Silophonic is a new work from Bob Guido that explores the sounds and sights of Silo #5 - Silophone Instrument, sonic inhabitation in Montréal, Canada. The video combines new music from Bob Guido, created by using the natural reverberation and acoutsics of the Silophone process and photography by Diana Shearwood, the official photographer for the original Silophone project.

Bob created this new music using electric guitar as the source instrument combined with the Silophone as a sound treatment instrument. Silophone makes use of the incredible acoustics of Silo #5 by introducing sounds using communication technologies, into a physical space to create an instrument which blurs the boundaries between music, architecture and net art. Sounds arrive inside Silo #5 by telephone or internet. They are then broadcast into the vast concrete grain storage chambers inside the silo. They are transformed, reverberated, and coloured by the remarkable acoustics of the structure, yeilding a stunningly beautiful echo. This sound is captured by microphones and rebroadcast back to it's sender.

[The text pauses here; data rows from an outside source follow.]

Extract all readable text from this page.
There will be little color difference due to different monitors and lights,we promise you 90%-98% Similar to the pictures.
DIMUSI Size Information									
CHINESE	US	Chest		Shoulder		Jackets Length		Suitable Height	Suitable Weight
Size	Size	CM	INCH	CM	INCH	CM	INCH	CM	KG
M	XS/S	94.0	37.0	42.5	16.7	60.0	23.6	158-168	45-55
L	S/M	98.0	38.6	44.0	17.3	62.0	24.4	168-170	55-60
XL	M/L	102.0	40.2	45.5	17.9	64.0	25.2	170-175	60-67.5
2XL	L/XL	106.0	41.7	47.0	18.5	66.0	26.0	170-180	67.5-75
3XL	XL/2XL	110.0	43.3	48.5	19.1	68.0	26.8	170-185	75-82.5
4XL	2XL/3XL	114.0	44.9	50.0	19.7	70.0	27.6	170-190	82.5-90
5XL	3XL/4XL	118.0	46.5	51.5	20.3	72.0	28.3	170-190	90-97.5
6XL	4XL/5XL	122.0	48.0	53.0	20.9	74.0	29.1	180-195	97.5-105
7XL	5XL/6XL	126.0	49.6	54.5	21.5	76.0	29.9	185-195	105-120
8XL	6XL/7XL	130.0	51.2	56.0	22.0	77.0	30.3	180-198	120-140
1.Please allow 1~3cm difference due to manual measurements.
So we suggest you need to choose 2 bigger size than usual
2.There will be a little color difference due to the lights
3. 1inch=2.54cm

About Silophone www.silophone.net

Silophone is a project which combines sound, architecture, and communication technologies to transform a significant landmark in the industrial cityscape of Montréal.

Silo #5 is an abandoned grain storage facility in the port of Montréal. A quarter of a mile long and over twenty storeys high, it has a total capacity of five million bushels, or enough wheat to make 230 million loaves of bread. The building was constructed in several stages between 1903 and 1958. The newest part of the building was designed to last for generations, however due to changes in the global grain market and to the general trend of de-industrialization in North America at the end of the 20th century, the building became redundant less than forty years after its completion. Since 1994, Silo #5 has stood empty, and its fate has been hotly debated. The building is situated in one of Montréal's oldest industrial districts, now rapidly being gentrified and renovated for high-tech commercial, luxury residential, and tourism/leisure industry uses.

The portion of the structure used by Silophone is constructed entirely of reinforced concrete, measures 200 metres long, 16 metres wide and approximately 45 metres at its highest point. The main section of the building is formed of approximately 115 vertical chambers, all 30 metres high and up to 8 metres in diameter. These tall parallel cylinders, whose form evokes the structure of an enormous organ, have exceptional acoustic properties: most notably, a stunning reverberation time of over 20 seconds. Anything played inside the Silo is euphonized, made beautiful, by the acoustics of the structure. All those who have entered have found it an overwhelming and unforgettable experience.